Cette origine complexe se manifeste surtout dans la confrontation entre la dévotion mariale « populaire » de Fatima et la doctrine de la toute-puissance ou de la divinité du Christ, révélée dans l’Évangile et prêchée par l’Église. Les théologiens et les responsables catholiques assurent qu’il ne s’agit pas de deux thèmes concurrents ou de deux dimensions incompatibles, ni à Fatima ni dans l’Église catholique. C’est un fait que tous les papes du XXe siècle étaient des « adorateurs de Marie », et que la dévotion mariale actuelle est principalement due à leur engagement. Ce sont Pie XI, Pie XII, Paul VI et Jean-Paul II qui ont pris en charge et promu Fátima et d’autres lieux de culte marial. On peut justifier la dévotion populaire à Marie, pratiquée principalement par des femmes, par diverses théories psychologiques ou sociologiques ; elle est peut-être même liée à l’ascension des femmes dans la société et à la reconnaissance de leur rôle dans l’Église. On ne peut cependant pas affirmer qu’elle est née en marge de l’Eglise, en ce qui concerne l’enseignement de l’Eglise. Jean-Paul II aurait été sur le point de promulguer un nouveau dogme marial qui aurait conféré à Marie le rôle de « co-rédemptrice », la rapprochant ainsi un peu plus du niveau du Sauveur et de la divinité. Seule la crainte d’accroître ainsi la séparation avec les protestants l’avait sans doute empêché de le faire.

Il semble maintenant que l’on cherche dans le sanctuaire de Fatima un juste équilibre entre les références à Marie, jusqu’ici dominantes, et ce qui est ou devrait être le thème central de la chrétienté : Jésus-Christ. La tentative de rétablir les proportions correctes des représentations symboliques dans le sanctuaire est suggérée par la position centrale du grand crucifix fortement détaché de l’autel de la nouvelle église et par le caractère frappant de l’imposante Grande Croix située près de l’entrée principale.

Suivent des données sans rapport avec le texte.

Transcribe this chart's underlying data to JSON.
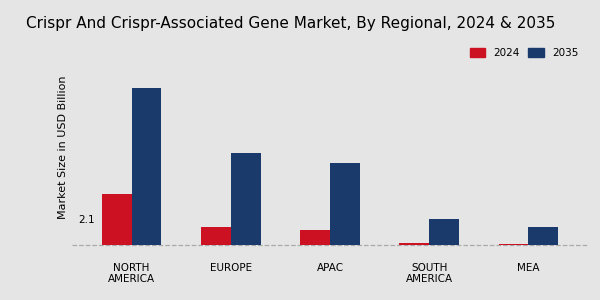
{
  "title": "Crispr And Crispr-Associated Gene Market, By Regional, 2024 & 2035",
  "ylabel": "Market Size in USD Billion",
  "categories": [
    "NORTH\nAMERICA",
    "EUROPE",
    "APAC",
    "SOUTH\nAMERICA",
    "MEA"
  ],
  "values_2024": [
    2.1,
    0.75,
    0.65,
    0.1,
    0.07
  ],
  "values_2035": [
    6.5,
    3.8,
    3.4,
    1.1,
    0.75
  ],
  "color_2024": "#cc1122",
  "color_2035": "#1a3a6b",
  "annotation_text": "2.1",
  "background_color": "#e5e5e5",
  "legend_labels": [
    "2024",
    "2035"
  ],
  "bar_width": 0.3,
  "title_fontsize": 11,
  "label_fontsize": 8,
  "tick_fontsize": 7.5,
  "bottom_strip_color": "#cc1122",
  "dashed_line_color": "#aaaaaa"
}
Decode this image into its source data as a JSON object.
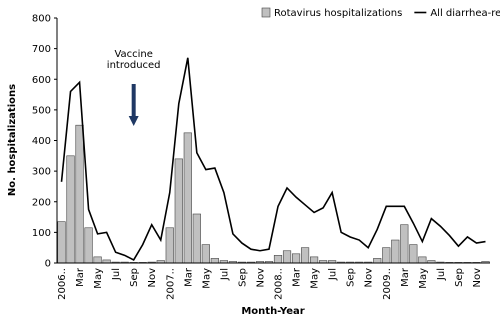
{
  "chart_data": {
    "type": "bar_line",
    "xlabel": "Month-Year",
    "ylabel": "No. hospitalizations",
    "annotation": [
      "Vaccine",
      "introduced"
    ],
    "categories": [
      "2006..",
      null,
      "Mar",
      null,
      "May",
      null,
      "Jul",
      null,
      "Sep",
      null,
      "Nov",
      null,
      "2007..",
      null,
      "Mar",
      null,
      "May",
      null,
      "Jul",
      null,
      "Sep",
      null,
      "Nov",
      null,
      "2008..",
      null,
      "Mar",
      null,
      "May",
      null,
      "Jul",
      null,
      "Sep",
      null,
      "Nov",
      null,
      "2009..",
      null,
      "Mar",
      null,
      "May",
      null,
      "Jul",
      null,
      "Sep",
      null,
      "Nov",
      null
    ],
    "series": [
      {
        "name": "Rotavirus hospitalizations",
        "kind": "bar",
        "color": "#c0c0c0",
        "values": [
          135,
          350,
          450,
          115,
          20,
          10,
          3,
          3,
          2,
          2,
          3,
          8,
          115,
          340,
          425,
          160,
          60,
          15,
          8,
          5,
          3,
          3,
          5,
          5,
          25,
          40,
          30,
          50,
          20,
          8,
          8,
          3,
          3,
          3,
          3,
          15,
          50,
          75,
          125,
          60,
          20,
          8,
          3,
          2,
          2,
          2,
          2,
          5
        ]
      },
      {
        "name": "All diarrhea-related hospitalizations",
        "kind": "line",
        "color": "#000000",
        "values": [
          265,
          560,
          590,
          175,
          95,
          100,
          35,
          25,
          10,
          60,
          125,
          75,
          230,
          520,
          670,
          360,
          305,
          310,
          230,
          95,
          65,
          45,
          40,
          45,
          185,
          245,
          215,
          190,
          165,
          180,
          230,
          100,
          85,
          75,
          50,
          110,
          185,
          185,
          185,
          130,
          70,
          145,
          120,
          90,
          55,
          85,
          65,
          70
        ]
      }
    ],
    "ylim": [
      0,
      800
    ],
    "yticks": [
      0,
      100,
      200,
      300,
      400,
      500,
      600,
      700,
      800
    ],
    "grid": false
  }
}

La croix dressée en plein air, avec sa légèreté aérienne de cinquante tonnes d’acier de couleur rouille, ne sert pas seulement d’emblème chrétien à une église d’orientation presque agnostique et à l’ensemble du sanctuaire, mais elle porte aussi un regard sur le siècle qui s’est ouvert et sur tous ceux qui suivront. La Grande Croix, œuvre remarquable du sculpteur Robert Schad, incarne bien le symbole de la rencontre avec l’avenir que recherche Fatima.